The patient had no complaints on follow-up after one and three months.

3 Discussion

Persistent Mϋllerian duct syndrome is a rare disorder of sexual differentiation wherein there is persistence of Mϋllerian duct structures in a patient with normal male karyotype (XY) and external genitalia. The patient has unilateral/bilateral undescended testes, and uterus, bilateral fallopian tubes and the upper part of vagina which opens into the prostatic utricle.

The disorder may have its genetic basis in abnormal function of anti-Mϋllerian hormone (AMH), due to a defect either in the gene for AMH on the short arm of chromosome 19 or in the gene for AMH type 2 receptor on the long arm of chromosome 12 [1]. In these patients, the disorder shows an autosomal recessive inheritance pattern. However in a small percentage of cases (12%), no mutation was found in the aforementioned genes [2].

Three categories of PMDS were described by Clarnette et al. [3]: (1.) Most common presentation (60–70%) is that of bilateral undescended intra-abdominal testes in positions analogous to those of ovaries, as seen in our case report; (2.) less commonly (20–30%) one testis is present in the scrotum or a hernia sac and the contralateral testis, along with the uterus and fallopian tubes are present within an inguinal hernia- hence the term “hernia uteri inguinale”; (3.) The least common presentation is that of transverse testicular ectopia where both testes along with the uterus and fallopian tubes are present within the same hernia sac.

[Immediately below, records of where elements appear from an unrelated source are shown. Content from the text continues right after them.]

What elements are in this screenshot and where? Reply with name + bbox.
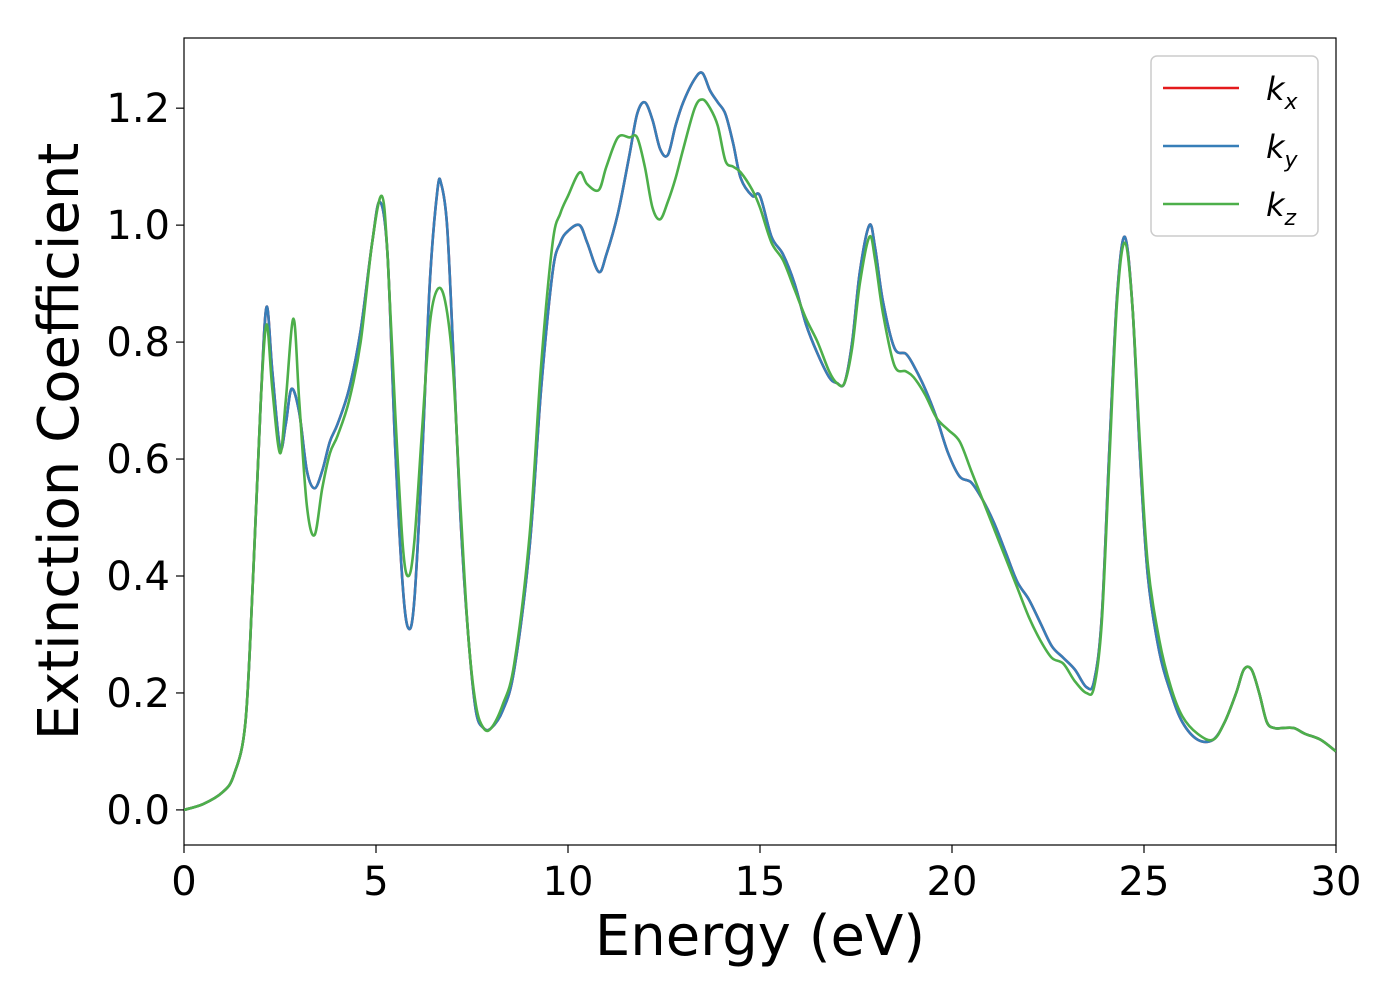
x-tick-label: 0 — [171, 859, 196, 905]
x-tick-label: 25 — [1119, 859, 1170, 905]
series-line-z — [184, 98, 1336, 812]
x-tick-label: 5 — [363, 859, 388, 905]
x-tick-label: 10 — [543, 859, 594, 905]
x-tick-label: 30 — [1311, 859, 1362, 905]
x-tick-label: 20 — [927, 859, 978, 905]
x-tick-label: 15 — [735, 859, 786, 905]
y-tick-label: 0.8 — [106, 320, 170, 366]
legend: kx ky kz — [1150, 55, 1319, 237]
x-axis: 0 5 10 15 20 25 30 — [171, 845, 1361, 905]
legend-label-z: kz — [1266, 186, 1297, 231]
y-tick-label: 0.4 — [106, 554, 170, 600]
y-axis-label: Extinction Coefficient — [27, 143, 92, 741]
legend-label-y: ky — [1266, 128, 1299, 173]
x-axis-label: Energy (eV) — [595, 904, 925, 969]
y-tick-label: 0.0 — [106, 788, 170, 834]
y-tick-label: 1.2 — [106, 86, 170, 132]
legend-label-x: kx — [1266, 70, 1299, 115]
series-lines — [184, 71, 1336, 812]
y-tick-label: 1.0 — [106, 203, 170, 249]
y-tick-label: 0.6 — [106, 437, 170, 483]
y-tick-label: 0.2 — [106, 671, 170, 717]
y-axis: 0.0 0.2 0.4 0.6 0.8 1.0 1.2 — [106, 86, 184, 834]
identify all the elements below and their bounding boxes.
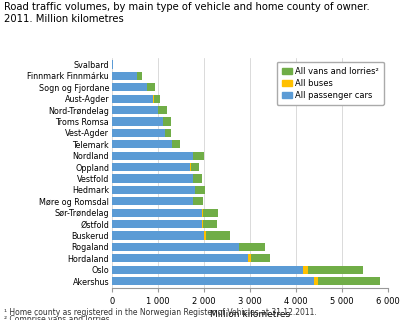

The management guidelines for PMDS aim at preserving fertility. Orchidopexy is to be attempted whenever possible to preserve fertility. Orchiectomy should be considered if testis cannot be mobilized to a palpable location or in case of high suspicion of malignancy in testis. There are conflicting opinions in management of the Mϋllerian duct structures. Since the vas deferens is closely related to the uterus in these patients, excision of the Mϋllerian duct structures may cause iatrogenic or ischemic trauma to the vas, thus impairing fertility. Hence, it was previously suggested that the Mϋllerian duct structures should not be removed [4]. However, due to a high risk of malignancy in Mϋllerian duct structures of up to 3.1–8.4%, it is currently recommended that Mϋllerian duct structures be carefully excised [5], as was done in our case report.

4 Conclusion

PMDS is a rare condition that may present with undescended testes or inguinal hernia. Preoperative diagnosis helps in planning of management. Orchidopexy should be done to preserve fertility. In case of suspicion of testicular tumor, orchiectomy must be performed. The Mϋllerian duct structures should be removed to obviate the risk of development of malignancy in later life, taking care to avoid injury to vasa deferentia which lie close to the Mϋllerian duct structures.